In some [81,82], but not all [83], short-term trials, low GI/GL diets appear to have beneficial effects on CHD risk factors.

In a meta-analysis of randomized trials, low compared with high GI diets reduced total and low-density lipoprotein (LDL) cholesterol independently of weight loss, while no effects on high-density lipoprotein (HDL) cholesterol or triglycerides were observed [84].

In a subsequent randomized, crossover-controlled trial designed to evaluate the effects of different GI diets on cardiovascular disease risk factors, 163 adults who were overweight were randomly assigned to one of four healthy diets with high or low GI and high or low carbohydrate content [83]. Diets with low compared with high GI did not improve biomarkers of cardiovascular disease risk (insulin sensitivity, lipid levels, systolic blood pressure). The higher GI diet did increase post prandial glucose levels [85].

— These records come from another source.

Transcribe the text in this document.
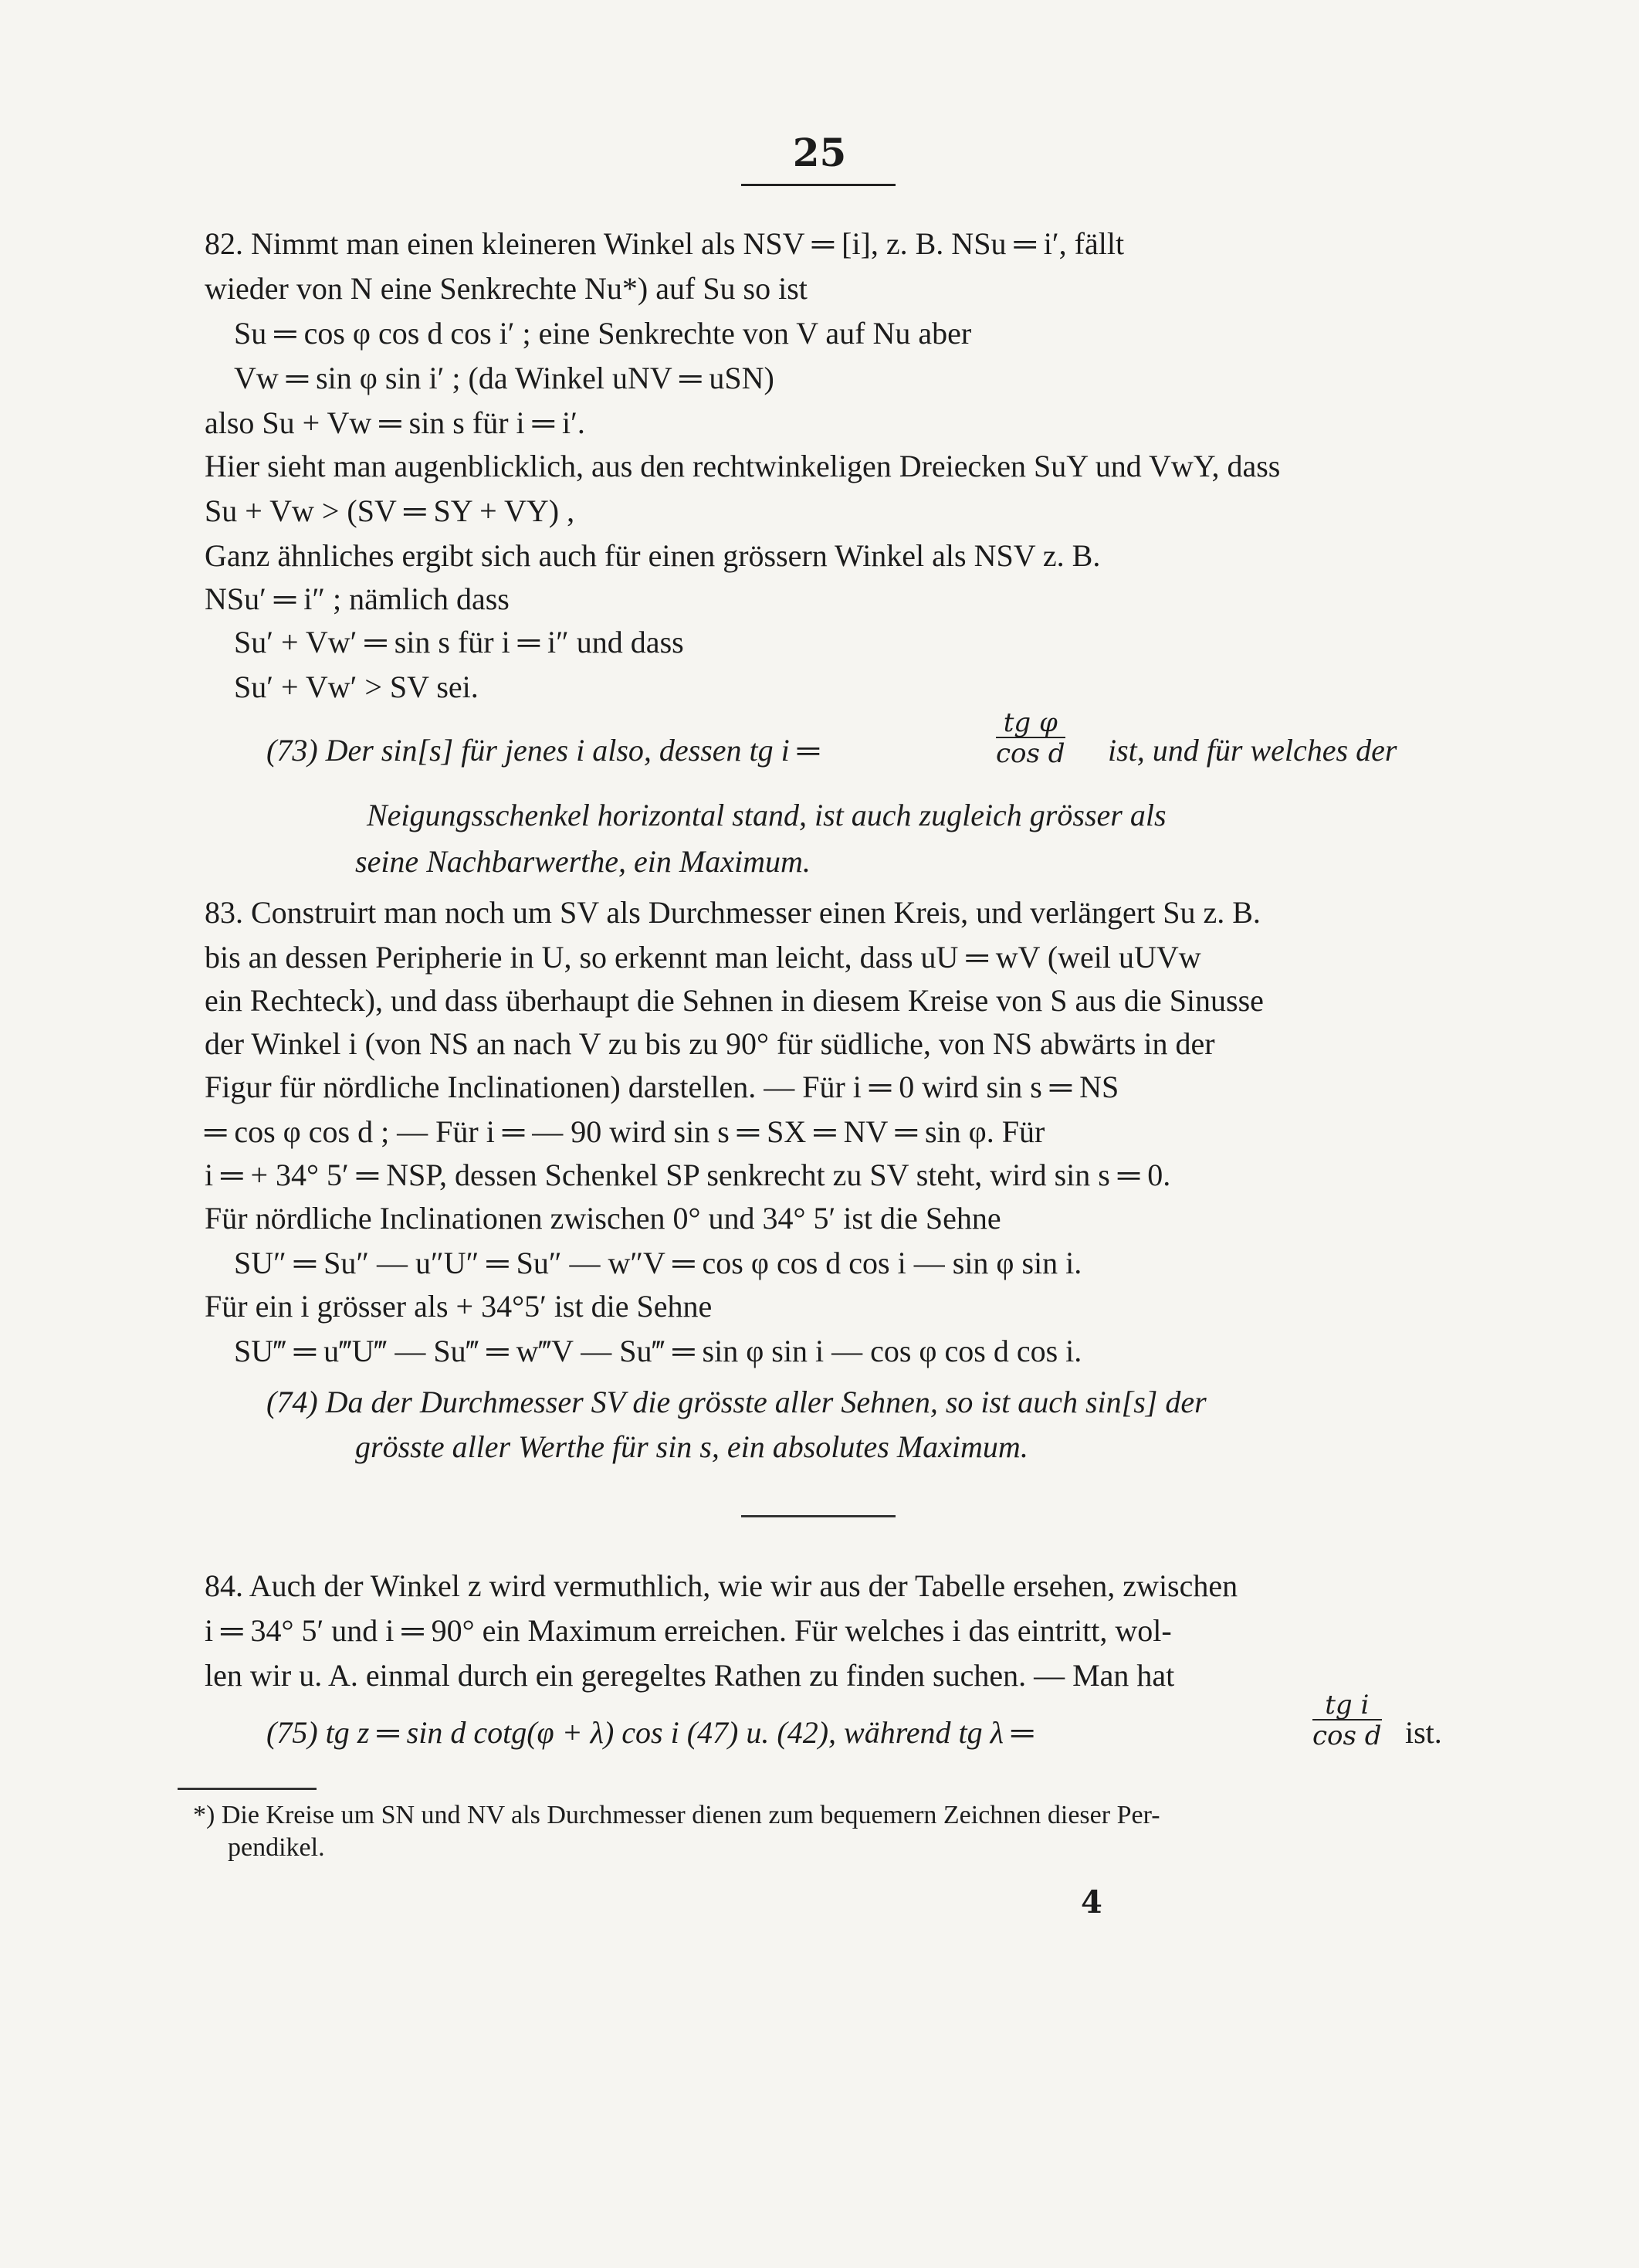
25
82. Nimmt man einen kleineren Winkel als NSV ═ [i], z. B. NSu ═ i′, fällt
wieder von N eine Senkrechte Nu*) auf Su so ist
Su ═ cos φ cos d cos i′ ; eine Senkrechte von V auf Nu aber
Vw ═ sin φ sin i′ ; (da Winkel uNV ═ uSN)
also Su + Vw ═ sin s für i ═ i′.
Hier sieht man augenblicklich, aus den rechtwinkeligen Dreiecken SuY und VwY, dass
Su + Vw > (SV ═ SY + VY) ,
Ganz ähnliches ergibt sich auch für einen grössern Winkel als NSV z. B.
NSu′ ═ i″ ; nämlich dass
Su′ + Vw′ ═ sin s für i ═ i″ und dass
Su′ + Vw′ > SV sei.
(73) Der sin[s] für jenes i also, dessen tg i ═	ist, und für welches der
Neigungsschenkel horizontal stand, ist auch zugleich grösser als
seine Nachbarwerthe, ein Maximum.
83. Construirt man noch um SV als Durchmesser einen Kreis, und verlängert Su z. B.
bis an dessen Peripherie in U, so erkennt man leicht, dass uU ═ wV (weil uUVw
ein Rechteck), und dass überhaupt die Sehnen in diesem Kreise von S aus die Sinusse
der Winkel i (von NS an nach V zu bis zu 90° für südliche, von NS abwärts in der
Figur für nördliche Inclinationen) darstellen. — Für i ═ 0 wird sin s ═ NS
═ cos φ cos d ; — Für i ═ — 90 wird sin s ═ SX ═ NV ═ sin φ. Für
i ═ + 34° 5′ ═ NSP, dessen Schenkel SP senkrecht zu SV steht, wird sin s ═ 0.
Für nördliche Inclinationen zwischen 0° und 34° 5′ ist die Sehne
SU″ ═ Su″ — u″U″ ═ Su″ — w″V ═ cos φ cos d cos i — sin φ sin i.
Für ein i grösser als + 34°5′ ist die Sehne
SU‴ ═ u‴U‴ — Su‴ ═ w‴V — Su‴ ═ sin φ sin i — cos φ cos d cos i.
(74) Da der Durchmesser SV die grösste aller Sehnen, so ist auch sin[s] der
grösste aller Werthe für sin s, ein absolutes Maximum.
84. Auch der Winkel z wird vermuthlich, wie wir aus der Tabelle ersehen, zwischen
i ═ 34° 5′ und i ═ 90° ein Maximum erreichen. Für welches i das eintritt, wol-
len wir u. A. einmal durch ein geregeltes Rathen zu finden suchen. — Man hat
(75) tg z ═ sin d cotg(φ + λ) cos i (47) u. (42), während tg λ ═	ist.
$\frac{\text{tg φ}}{\text{cos d}}$
$\frac{\text{tg i}}{\text{cos d}}$
*) Die Kreise um SN und NV als Durchmesser dienen zum bequemern Zeichnen dieser Per-
pendikel.
4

Beneficial effects on CHD risk factors were observed in several randomized trials examining effects of Mediterranean and low GL diets on lipids [86], as well as the components of the metabolic syndrome, including waist circumference, systolic and diastolic blood pressure, and triglycerides [87].

Although the observational data support an association between GI and GL and CHD, there are no direct clinical trial data to show whether manipulation of dietary GI or GL will prevent or delay the development of CHD in individuals with or without diabetes. However, in a randomized trial including adults with impaired glucose tolerance, treatment with acarbose (which delays carbohydrate digestion) reduced the risk for cardiovascular events and hypertension (HR 0.47, 95% CI 0.24-0.90; and HR 0.62, 95% CI 0.45-0.86, respectively), suggesting adverse effects with a high GI and GL diet [88].

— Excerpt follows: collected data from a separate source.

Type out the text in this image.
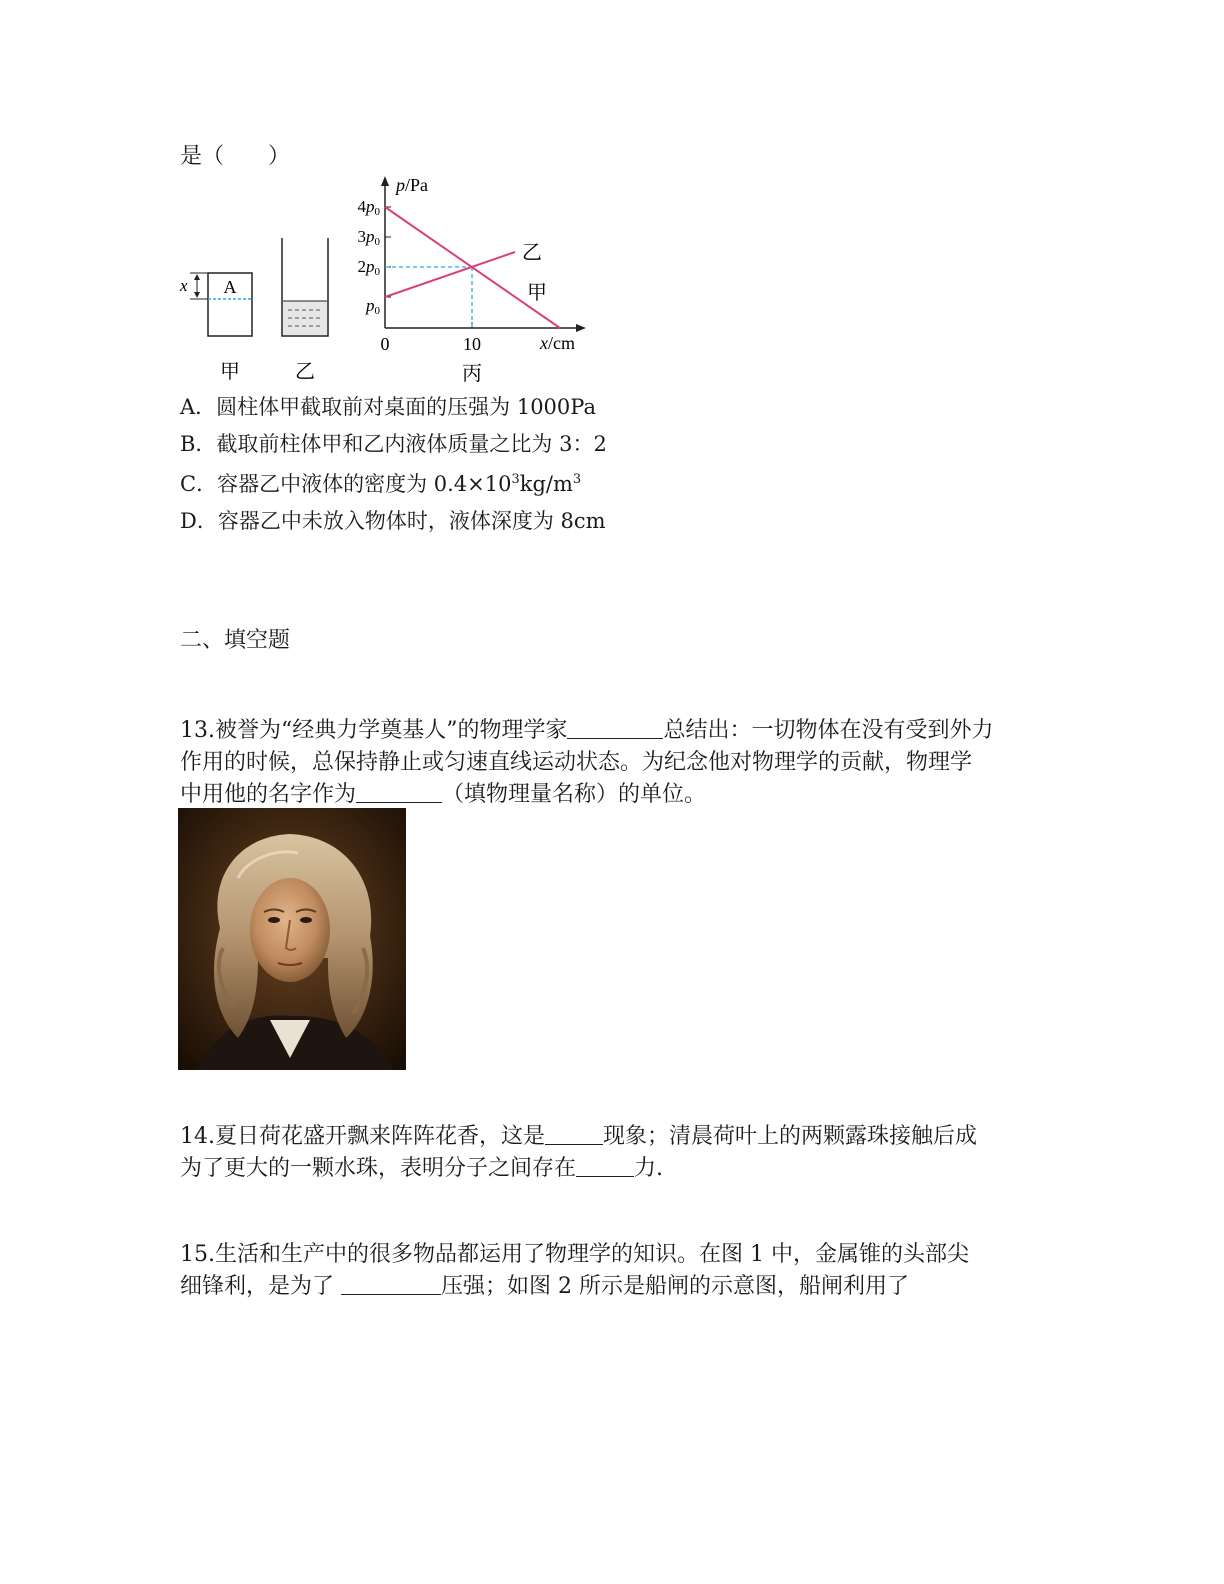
是（　　）
A
x
甲	乙
p/Pa
x/cm
4p0
3p0
2p0
p0
0	10
乙
甲
丙
A．圆柱体甲截取前对桌面的压强为 1000Pa
B．截取前柱体甲和乙内液体质量之比为 3：2
C．容器乙中液体的密度为 $0.4\times 10^3kg/m^3$
D．容器乙中未放入物体时，液体深度为 8cm
二、填空题
13.被誉为“经典力学奠基人”的物理学家	总结出：一切物体在没有受到外力
作用的时候，总保持静止或匀速直线运动状态。为纪念他对物理学的贡献，物理学
中用他的名字作为	（填物理量名称）的单位。
14.夏日荷花盛开飘来阵阵花香，这是	现象；清晨荷叶上的两颗露珠接触后成
为了更大的一颗水珠，表明分子之间存在	力.
15.生活和生产中的很多物品都运用了物理学的知识。在图 1 中，金属锥的头部尖
细锋利，是为了	压强；如图 2 所示是船闸的示意图，船闸利用了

Cancer — Hyperinsulinemia and/or insulin resistance may influence carcinogenesis. In the mid-1990s, it was noted that dietary and lifestyle risk factors for developing insulin resistance, such as physical inactivity, obesity, and positive energy balance, were also risk factors for developing colorectal cancer [89,90]. A high GI and low-fiber diet may lead to (or interact with) the state of insulin resistance such as hyperinsulinemia, hyperglycemia, and hypertriglyceridemia in influencing the carcinogenesis of colorectal cancer [91,92].

There are several case-control and prospective cohort studies that have examined the direct association between dietary GI and GL with colorectal cancer risk, and findings are inconsistent [93-100]. As examples:

The prospective Women's Health Study found positive associations between dietary GL and overall GI and colorectal cancer incidence in this cohort of 39,876 females ≥45 years of age at baseline and followed for nearly eight years [96].

A large, prospective study including 73,061 Chinese females in the Shanghai Women's Health Study reported no significant association of overall GI and GL to colorectal cancer risk (multivariable hazard ratio for the highest versus lowest quintile of dietary GL 0.94, 95% CI 0.71-1.24) [98].

Similarly, little relationship was seen between GI or GL and risk of colorectal cancer in other United States cohorts [99] or among Swedish females [100].

The relations of GI and GL with the risk of other cancers have not been extensively examined in prospective studies. One prospective study linked dietary GL to increased risk of pancreatic cancer [101], while two others failed to show any overall association with breast cancer risk [102,103]. There are few data examining the possible link to prostate cancer, but in a study of 52,000 males, there was little relation between intakes of GI, GL, fiber, and whole grain and risk of this cancer [104].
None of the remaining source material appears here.